Ma guerre d’Espagne: Brigade internationale : la fin d’un mythe PDF

20 000 brigadistes présents sur les fronts de la guerre civile au même moment. Les brigades avaient leur quartier général sur la base aérienne de Los Llanos, à Albacete. Les brigadistes ne représentaient cependant pas l’ensemble des volontaires étrangers engagés aux côtés des républicains espagnols. Beaucoup, par anti-stalinisme, rejoignirent plutôt les rangs du Ma guerre d’Espagne: Brigade internationale : la fin d’un mythe PDF à l’exemple de George Orwell.


Pour beaucoup, le mythe des Brigades internationales reste aujourdhui encore intact. Et pourtant, derričre laventure héroďque de milliers de volontaires venus de tous les pays au secours de la République espagnole, se cache une autre vérité, déconcertante et douloureuse, que révčle ce témoignage sauvé de loubli.
Sygmunt Stein, militant communiste juif en Tchécoslovaquie, bouleversé par les procčs de Moscou qui ébranlent sa foi révolutionnaire, va chercher en Espagne létincelle qui ranimera ses idéaux.
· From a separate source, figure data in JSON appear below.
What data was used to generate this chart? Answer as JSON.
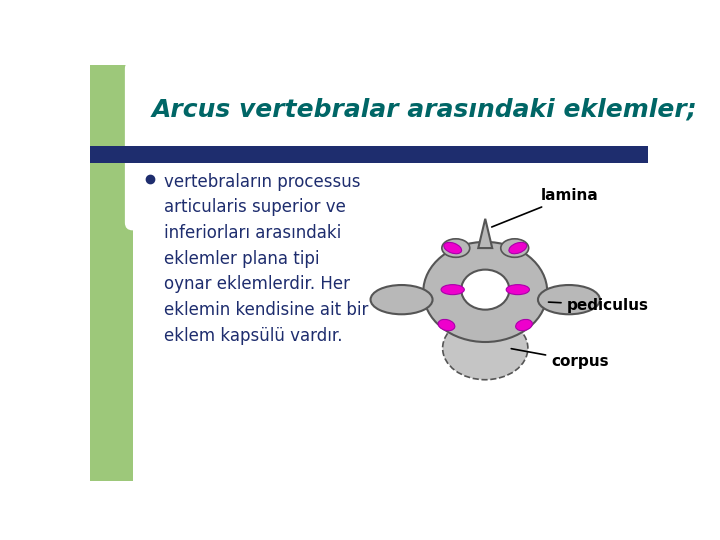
{
  "bg_color": "#ffffff",
  "left_bar_color": "#9dc87a",
  "title_text": "Arcus vertebralar arasındaki eklemler;",
  "title_color": "#006666",
  "title_fontsize": 18,
  "blue_bar_color": "#1e2d6e",
  "bullet_text": "vertebraların processus\narticularis superior ve\ninferiorları arasındaki\neklemler plana tipi\noynar eklemlerdir. Her\neklemin kendisine ait bir\neklem kapsülü vardır.",
  "bullet_color": "#1e2d6e",
  "bullet_fontsize": 12,
  "bullet_dot_color": "#1e2d6e",
  "label_lamina": "lamina",
  "label_pediculus": "pediculus",
  "label_corpus": "corpus",
  "label_color": "#000000",
  "label_fontsize": 10,
  "body_color": "#b8b8b8",
  "joint_color": "#ee00cc",
  "hole_color": "#ffffff"
}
Mais arrivé ŕ Albacete, sičge des Brigades internationales, il se voit nommé commissaire de la propagande, poste oů il découvre jour aprčs jour létendue de limposture stalinienne. Trčs vite, la réalité simpose ŕ lui : Ť La Russie craignait davoir une république démocratique victorieuse en Europe occidentale, et sabotait pour cette raison le duel sanglant entre les forces démocratiques et le fascisme. ť Tout ce quil croyait combattre dans le fascisme, ŕ commencer par lantisémitisme, il le retrouve dans son propre camp. La déception est ŕ la mesure de lespoir qui lavait mené en Espagne : immense. Affecté par la suite ŕ la compagnie juive Botwin, il sera envoyé au front pour servir de chair ŕ canon.
Des exécutions arbitraires du Ť boucher dAlbacete ť, André Marty, aux banquets orgiaques des commissaires politiques, en passant par les impostures de la propagande soviétique, Sygmunt Stein dénonce violemment dans son livre, écrit en yiddish dans les années 1950, et resté inédit en français, la légende dorée des Brigades internationales.

Les brigadistes ne furent ni les premiers ni les seuls volontaires étrangers à se battre en Espagne en faveur de la République. D’autres sont déjà présents sur le sol espagnol au moment des événements de juillet et se rallient au gouvernement légal : ce sont généralement des Allemands et des Italiens qui ont fui les dictatures fascistes de leur pays et ont trouvé l’asile en Espagne. Mais ces troupes sont extrêmement dispersées et peu organisées. Ces premiers volontaires étrangers se rassemblent au sein d’unités originales, portant le nom de héros du siècle passé, tel que le bataillon  Walery Wroblewski , héros de la Commune de Paris, ou le bataillon  Tom Mann , un socialiste anglais. Dans un premier temps, Staline reste favorable à la neutralité, afin de ne pas se brouiller avec ses  alliés objectifs  français et britanniques, animateurs du Comité international pour la non-intervention depuis le 26 août 1936. Les Brigades internationales sont officiellement créées par un décret du gouvernement espagnol le 22 octobre 1936.

Drapeau des Brigades internationales, avec l’étoile rouge à trois branches. C’est le Komintern qui est chargé de superviser l’organisation des Brigades internationales, et ses membres sont omniprésents. Le bureau de recrutement, qui est actif depuis le 18 septembre, est basé à Paris, sous la direction du général soviétique d’origine polonaise Karol  Walter  Świerczewski. Chaque brigade est divisée en bataillons, eux-mêmes subdivisés en centuries.

On veut en effet éviter de calquer les dénominations militaires. L’uniforme est embryonnaire, souvent une tenue de velours noir. Mais dans l’ensemble, l’organisation reste mal assurée : l’improvisation se retrouve d’un point de vue administratif, puisqu’ils n’ont aucun contrat, et la durée de leur engagement n’est pas non plus définie. Les volontaires sont envoyés par train ou bateau de France en Espagne, tandis que d’autres traversent la frontière par leurs propres moyens. Les brigadistes rejoignent Albacete, en Castilla-La Mancha, qui devient rapidement le siège du quartier général des Brigades internationales. Dans son témoignage sur la guerre civile espagnole, Sygmunt Stein évoque la présence de nombreux chômeurs, clochards et repris de justice notamment dans le bataillon franco-belge que les communistes avaient réussi à recruter parmi les  déclassés . Chez les Italiens, les Allemands et autres Européens venant de pays contrôlés par des gouvernements répressifs, le combat en Espagne est vu comme une première étape pour restaurer la démocratie ou promouvoir une cause révolutionnaire dans leur propre pays.